I’m making a calculator in python and I’ve run into a little problem when processing parentheses. Here’s the code:

def split_par(lst):
lst_two = lst.copy()
for i in lst_two:
if i == '(':
index = lst_two.index(i)
del lst_two[0:index + 1]
elif i == ')':
close_index = lst_two.index(i)
del lst_two[close_index:]
del lst[index:close_index + 1]
str = pemdas_op(lst_two)
lst.insert(index, str)
if '(' in lst:
split_par(lst)
return lst

If I run this code with an input of, for example, ['(', 12, '+', 7, ')', '*', '(', 12, '+', 7, ')'], it’ll give me the following error: UnboundLocalError: local variable 'index' referenced before assignment
What I find fascinating is if I change del lst[index:close_index + 1] to del lst[index:close_index + 2] It wont give me an error. It will give me the following output: [19, '*', 19, 7, ')'] Which is obviously not what I need. Also I will detail that the line str = pemdas_op(lst_two) is calling a separate function in my program that runs the list through a stack and consolidates the equations based on the order of operations. I don’t think it’s necessary to see that one but if it is let me know. Anyways, how can I solve this problem?

I don’t think I ever thought of it because (as far as I’m concerned at least) there’s not an instance where you’ll put a closing parentheses before an opening one in a mathematical expression, so I just ignored that as a potential issue. However you are right. With further inspection I see that the issue does lie in the elif section of the function. So I changed the code to this to solve the issue:

def split_par(lst):
if '(' in lst:
lst_two = lst.copy()
for i in lst_two:
if i == '(':
index = lst_two.index(i)
index_one = lst.index(i)
del lst_two[0:index + 1]
elif i == ')':
close_index = lst_two.index(i)
index_two = lst.index(i)
del lst_two[close_index:]
del lst[index_one:index_two + 1]
str = pemdas_op(lst_two)
lst.insert(index_one, str)
print(lst)
split_par(lst)
else:
return lst

Unfortunately this code also has a problem, as goes with programing, that (I hope) you can help with. As the code stands, if I input ['(', 12, '+', 7, ')', '*', '(', 12, '+', 7, ')'], it will return none. I honestly don’t know what the issue is because the little print(lst) block at the bottom will print [19, '*', 19] which should then be recursed through the function, where it will fail the initial if statement and go to the else statement where it should return [19, '*', 19], but it doesn’t. It returns None. Clearly I’ve done something wrong in my understanding of what’s going on, and I don’t know what I’ve missed.
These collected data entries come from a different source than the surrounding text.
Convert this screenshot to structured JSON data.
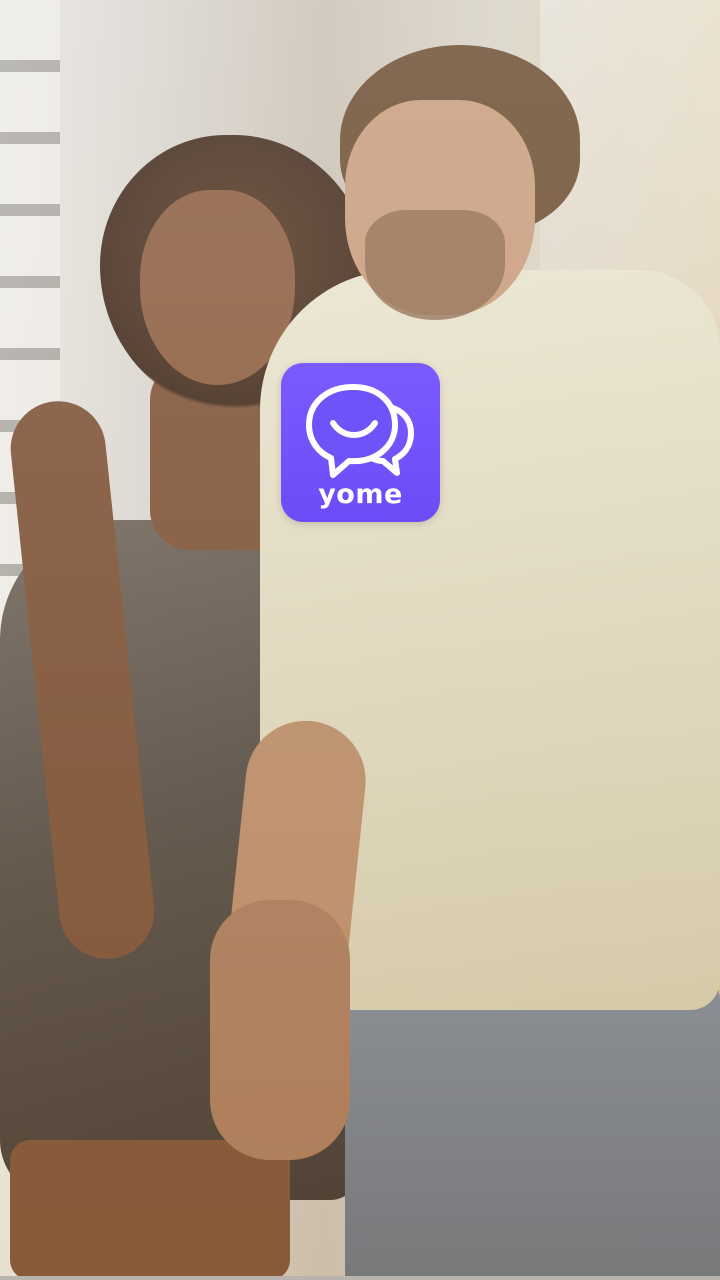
{
  "app": {
    "name": "yome",
    "logo_icon": "chat-bubbles-smile-icon",
    "brand_color": "#7055fa"
  },
  "background": {
    "image": "couple-holding-hands-photo"
  }
}
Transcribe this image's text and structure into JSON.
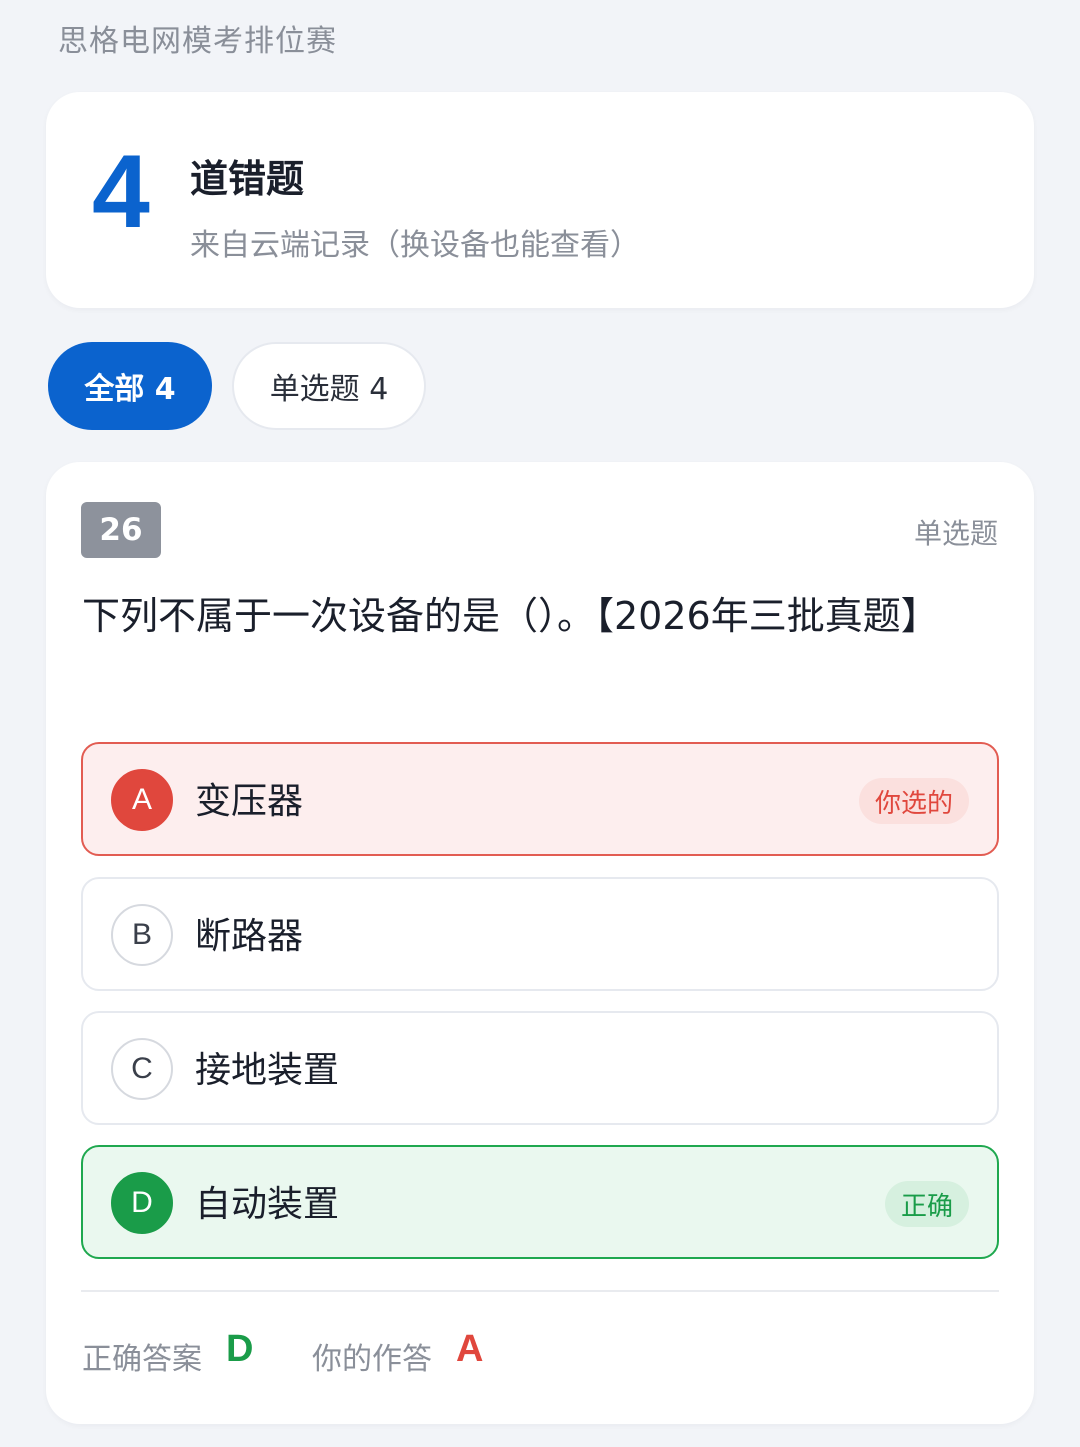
{
  "app_title": "思格电网模考排位赛",
  "summary": {
    "count": "4",
    "title": "道错题",
    "subtitle": "来自云端记录（换设备也能查看）"
  },
  "filters": {
    "all_label": "全部 4",
    "single_label": "单选题 4"
  },
  "question": {
    "number": "26",
    "type": "单选题",
    "text": "下列不属于一次设备的是（）。【2026年三批真题】",
    "options": [
      {
        "letter": "A",
        "text": "变压器",
        "badge": "你选的",
        "state": "wrong"
      },
      {
        "letter": "B",
        "text": "断路器",
        "badge": "",
        "state": "normal"
      },
      {
        "letter": "C",
        "text": "接地装置",
        "badge": "",
        "state": "normal"
      },
      {
        "letter": "D",
        "text": "自动装置",
        "badge": "正确",
        "state": "right"
      }
    ],
    "correct_label": "正确答案",
    "correct_value": "D",
    "your_label": "你的作答",
    "your_value": "A"
  },
  "colors": {
    "accent": "#0b63ce",
    "wrong": "#e0473d",
    "right": "#1a9c49"
  }
}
The return returns to the most recent caller. Your code is doing something like this (I didn’t follow the logic exactly, but it’s close)…

split_par(<first sequence>)
... # does some stuff
split_par([19, '*', 19])
...
return [19, '*', 19]
... #ignores the return value from split_par()
returns None

It is possible you want to change the recursive call to

return split_par(lst)

But since you haven’t included pemdas_op, I can’t run the program.

def pemdas_op(lst):
lst_index = 0
pemdas_stack = ['^', '*', '/', '+', '-']
while pemdas_stack and len(lst) > 1:
popped = pemdas_stack.pop(lst_index)
if popped in lst:
index = lst.index(popped)
if lst[index] == '^':
first = index - 1
second = index + 1
amount = lst[first] ** lst[second]
del lst[first:second+1]
lst.insert(first, amount)
elif lst[index] == '*':
first = index - 1
second = index + 1
amount = lst[first] * lst[second]
del lst[first:second + 1]
lst.insert(first, amount)
elif lst[index] == '/':
first = index - 1
second = index + 1
amount = lst[first] / lst[second]
del lst[first:second + 1]
lst.insert(first, amount)
elif lst[index] == '+':
first = index - 1
second = index + 1
amount = lst[first] + lst[second]
del lst[first:second + 1]
lst.insert(first, amount)
elif lst[index] == '-':
first = index - 1
second = index + 1
amount = lst[first] - lst[second]
del lst[first:second + 1]
lst.insert(first, amount)
else:
continue
str = 0
if len(lst) == 1:
for i in lst:
str += i
return str

Although I did change that one line to return split_par(lst) and it worked almost seamlessly, so, thank you.